PT027 is based on beta agonist albuterol and corticosteroid budesonide – two well-established therapies – combined into a fixed-dose inhaler that can be used as rescue medication when a patient with asthma is in the throes of an attack.

The FDA’s Pulmonary-Allergy Drugs Advisory Committee (PADAC) voted by 16 to one that PT027 should be approved for use in adults.
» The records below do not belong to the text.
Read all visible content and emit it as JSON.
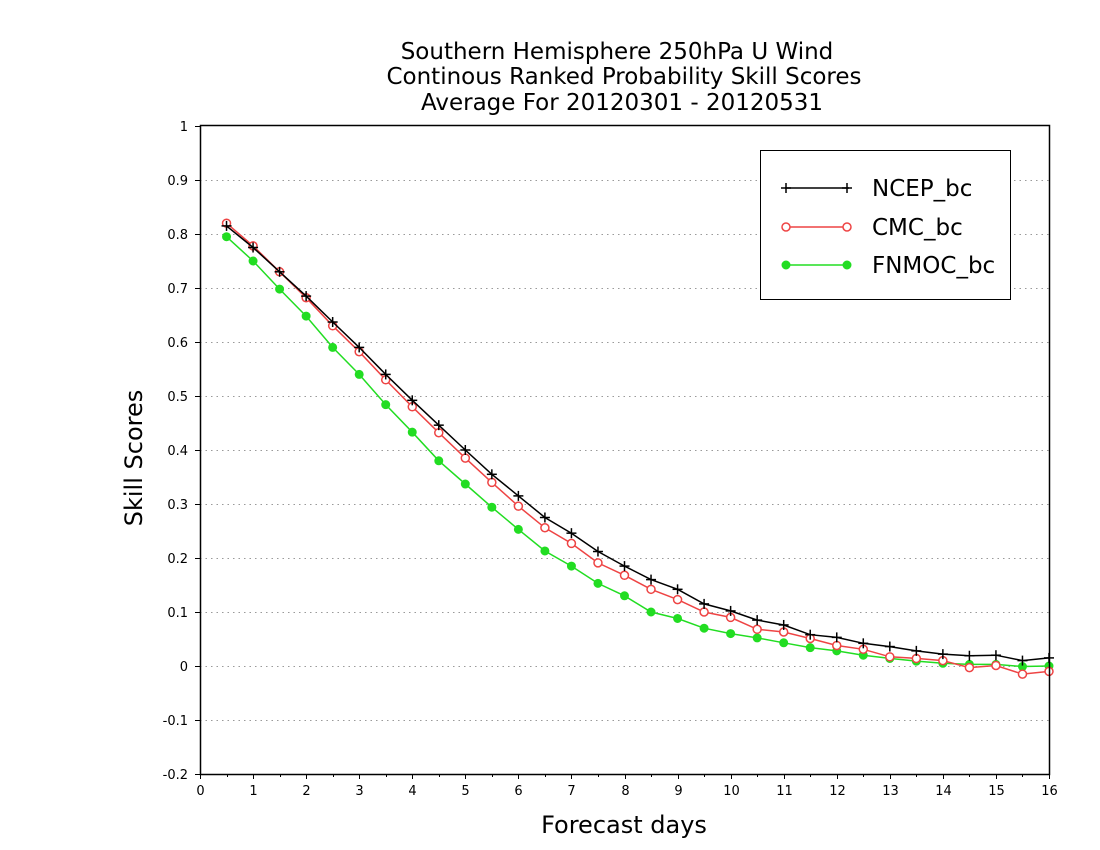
{
  "chart_data": {
    "type": "line",
    "title_lines": [
      "Southern Hemisphere 250hPa U Wind",
      "Continous Ranked Probability Skill Scores",
      "Average For 20120301 - 20120531"
    ],
    "xlabel": "Forecast days",
    "ylabel": "Skill Scores",
    "xlim": [
      0,
      16
    ],
    "ylim": [
      -0.2,
      1
    ],
    "x_ticks": [
      "0",
      "1",
      "2",
      "3",
      "4",
      "5",
      "6",
      "7",
      "8",
      "9",
      "10",
      "11",
      "12",
      "13",
      "14",
      "15",
      "16"
    ],
    "y_ticks": [
      "1",
      "0.9",
      "0.8",
      "0.7",
      "0.6",
      "0.5",
      "0.4",
      "0.3",
      "0.2",
      "0.1",
      "0",
      "-0.1",
      "-0.2"
    ],
    "y_tick_values": [
      1,
      0.9,
      0.8,
      0.7,
      0.6,
      0.5,
      0.4,
      0.3,
      0.2,
      0.1,
      0,
      -0.1,
      -0.2
    ],
    "grid": "horizontal-dotted",
    "legend_position": "top-right",
    "x": [
      0.5,
      1,
      1.5,
      2,
      2.5,
      3,
      3.5,
      4,
      4.5,
      5,
      5.5,
      6,
      6.5,
      7,
      7.5,
      8,
      8.5,
      9,
      9.5,
      10,
      10.5,
      11,
      11.5,
      12,
      12.5,
      13,
      13.5,
      14,
      14.5,
      15,
      15.5,
      16
    ],
    "series": [
      {
        "name": "NCEP_bc",
        "color": "#000000",
        "marker": "plus",
        "values": [
          0.815,
          0.775,
          0.73,
          0.685,
          0.637,
          0.59,
          0.54,
          0.492,
          0.446,
          0.4,
          0.355,
          0.315,
          0.275,
          0.246,
          0.212,
          0.185,
          0.16,
          0.142,
          0.115,
          0.102,
          0.085,
          0.076,
          0.058,
          0.053,
          0.042,
          0.036,
          0.028,
          0.022,
          0.019,
          0.02,
          0.01,
          0.015
        ]
      },
      {
        "name": "CMC_bc",
        "color": "#ee4444",
        "marker": "open-circle",
        "values": [
          0.82,
          0.778,
          0.73,
          0.682,
          0.63,
          0.582,
          0.53,
          0.48,
          0.432,
          0.385,
          0.34,
          0.296,
          0.256,
          0.227,
          0.191,
          0.168,
          0.142,
          0.123,
          0.1,
          0.09,
          0.068,
          0.063,
          0.051,
          0.038,
          0.031,
          0.017,
          0.014,
          0.01,
          -0.003,
          0.001,
          -0.015,
          -0.01
        ]
      },
      {
        "name": "FNMOC_bc",
        "color": "#22dd22",
        "marker": "filled-circle",
        "values": [
          0.795,
          0.75,
          0.698,
          0.648,
          0.59,
          0.54,
          0.484,
          0.433,
          0.38,
          0.337,
          0.294,
          0.253,
          0.213,
          0.185,
          0.153,
          0.13,
          0.1,
          0.088,
          0.07,
          0.06,
          0.052,
          0.043,
          0.034,
          0.028,
          0.02,
          0.014,
          0.009,
          0.005,
          0.003,
          0.003,
          -0.001,
          0
        ]
      }
    ]
  }
}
However, for adolescents aged 12 to 17 the panel voted by nine to eight that the data AZ submitted in support of the drug does not support approval. For younger children, the vote was 16 to one against, mainly on the grounds that there were too few patients in these age brackets in AZ’s clinical trials to give a meaningful view of efficacy.

The FDA is due to deliver a decision on the marketing application in the first half of next year, with AZ going after a broad label that would include all patients aged four and over.

One of the investigators in the PT027 programme, Bradley Chapps of the Capital Allergy & Respiratory Disease Centre in Sacramento, US, said that PT027 could “transform the current rescue treatment approach”, if approved.

“Millions of people with asthma rely on their albuterol rescue inhaler to alleviate acute symptoms, but this does not treat the underlying inflammation, leaving patients at risk of severe asthma exacerbations, regardless of their disease severity or level of control,” he added.

AZ is developing PT027 with UK partner Avillion under the terms of an agreement first signed in 2018. The two companies reported earlier this year that the fix-dose combination demonstrated a statistically significant reduction in the risk of a severe exacerbation versus albuterol rescue alone in patients with moderate to severe asthma in the MANDALA trial.

Results showed that PT027 at the 180mcg albuterol/160mcg budesonide dose reduced the risk of a severe exacerbation by 27% in adults and adolescents. Similarly, participants receiving the lower budesonide dose (180mcg albuterol/80mcg budesonide) saw a 17% reduction in the risk of severe exacerbation compared to albuterol rescue.

AZ and Avillion ran two other phase 3 trials – DENALI and TYREE – in support of the FDA filing, with the Katter also showing that PT027 led to improved lung function compared to either albuterol or budesonide used alone in patients with mild to moderate asthma.

Earlier this year, analysts at Jefferies predicted that the drug could reach $500 million in peak sales if approved, with the label sought.